En Bref : Impressionnisme et art moderne à New York – Ross Lovegrove – Magdalena Abakanowicz
[12/05/2017]Chefs-d’oeuvre impressionnistes et modernes à New York
C’est l’un des moments les plus attendus de l’année : les ventes de prestige impressionnistes et modernes de New York de Christie’s et Sotheby’s ouvrent les 15 et 16 mai 2017. Les géants de l’histoire de l’art moderne y sont représentés en une centaine de lots, dont artprice vous livre en avant-première une sélection.
Parmi les œuvres les plus remarquables proposées le 15 mai au catalogue de Christie’s, citons un magnifique BRAQUE cubiste (Le Guéridon, 1911, estimation 4-6m$) ; l’un des meilleurs sujets de l’art impressionniste, soit un paysage de neige de Claude MONET (La route de Vétheuil, effet de neige, estimation 10-15 m$) et l’une des sculptures les plus emblématiques de l’art moderne : un bronze de La muse endormie par Constantin BRANCUSI. Cette pièce d’une pureté formelle sans équivalent fut créée en 1909 par Brancusi dans une version en marbre (l’oeuvre originale se trouve au Hirshorn Museum and Sculpture Garden de Washington) d’après laquelle il réalisa un moulage en plâtre puis une édition de six bronzes seulement.

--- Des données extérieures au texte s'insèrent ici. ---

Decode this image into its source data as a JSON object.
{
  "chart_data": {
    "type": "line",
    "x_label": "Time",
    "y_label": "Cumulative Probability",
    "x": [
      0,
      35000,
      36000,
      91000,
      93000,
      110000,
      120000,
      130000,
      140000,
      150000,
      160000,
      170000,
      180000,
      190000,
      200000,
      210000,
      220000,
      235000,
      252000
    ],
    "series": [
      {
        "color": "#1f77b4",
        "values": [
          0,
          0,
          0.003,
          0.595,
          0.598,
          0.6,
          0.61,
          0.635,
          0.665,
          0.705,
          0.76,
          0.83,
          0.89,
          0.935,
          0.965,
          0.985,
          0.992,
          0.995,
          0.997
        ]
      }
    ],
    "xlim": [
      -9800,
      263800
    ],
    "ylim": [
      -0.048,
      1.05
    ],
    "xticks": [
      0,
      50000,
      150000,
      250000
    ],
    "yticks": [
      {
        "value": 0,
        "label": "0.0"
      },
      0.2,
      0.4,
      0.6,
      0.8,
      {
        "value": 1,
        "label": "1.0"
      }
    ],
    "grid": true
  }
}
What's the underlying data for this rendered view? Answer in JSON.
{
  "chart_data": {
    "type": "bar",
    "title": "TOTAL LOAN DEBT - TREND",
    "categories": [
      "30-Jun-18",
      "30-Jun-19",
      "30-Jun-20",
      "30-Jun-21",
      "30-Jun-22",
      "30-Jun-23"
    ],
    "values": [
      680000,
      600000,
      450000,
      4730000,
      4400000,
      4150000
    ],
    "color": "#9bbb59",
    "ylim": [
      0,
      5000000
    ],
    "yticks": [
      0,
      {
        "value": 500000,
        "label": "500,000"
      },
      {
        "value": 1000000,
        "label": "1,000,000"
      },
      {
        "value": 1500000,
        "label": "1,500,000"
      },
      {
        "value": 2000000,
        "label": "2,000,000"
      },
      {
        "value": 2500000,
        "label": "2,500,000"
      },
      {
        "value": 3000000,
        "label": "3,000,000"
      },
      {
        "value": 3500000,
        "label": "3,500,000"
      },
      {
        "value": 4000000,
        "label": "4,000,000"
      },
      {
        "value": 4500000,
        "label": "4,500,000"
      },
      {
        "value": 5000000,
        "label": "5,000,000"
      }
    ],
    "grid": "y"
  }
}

L’oeuvre présentée le 15 mai est justement le sixième et dernier bronze connu de cette petite série. Il provient de la superbe collection de Jacques Uimann dont il n’a pas bougé depuis une soixantaine d’années. La dernière Muse endormie vendue aux enchères fut payée au prix (fort pour l’époque) de 6,6m$ en 1997. La version proposée par Christie’s est cette fois attendue entre 25 et 35 m$… Christie’s offre également la toile Femme assise, robe bleue (estimation 30-50 m$) achevée par Pablo Picasso le 25 octobre 1939, dans la période la plus trouble de l’histoire du XXème siècle (entre la guerre civile espagnole et la Seconde Guerre Mondiale). Le visage de la muse de Picasso, Dora Maar, est déforme tel une grotesque portant les stigmates d’une époque bouleversée. L’oeuvre passa brièvement dans les mains du grand marchand Paul Rosenberg avant d’être confisquée par les nazis en 1940, puis d’être récupérée par les Forces Françaises Libres pendant la Seconde guerre pour enfin intégrer l’une des plus belles collections au monde, celle de l’américain G. David Thompson.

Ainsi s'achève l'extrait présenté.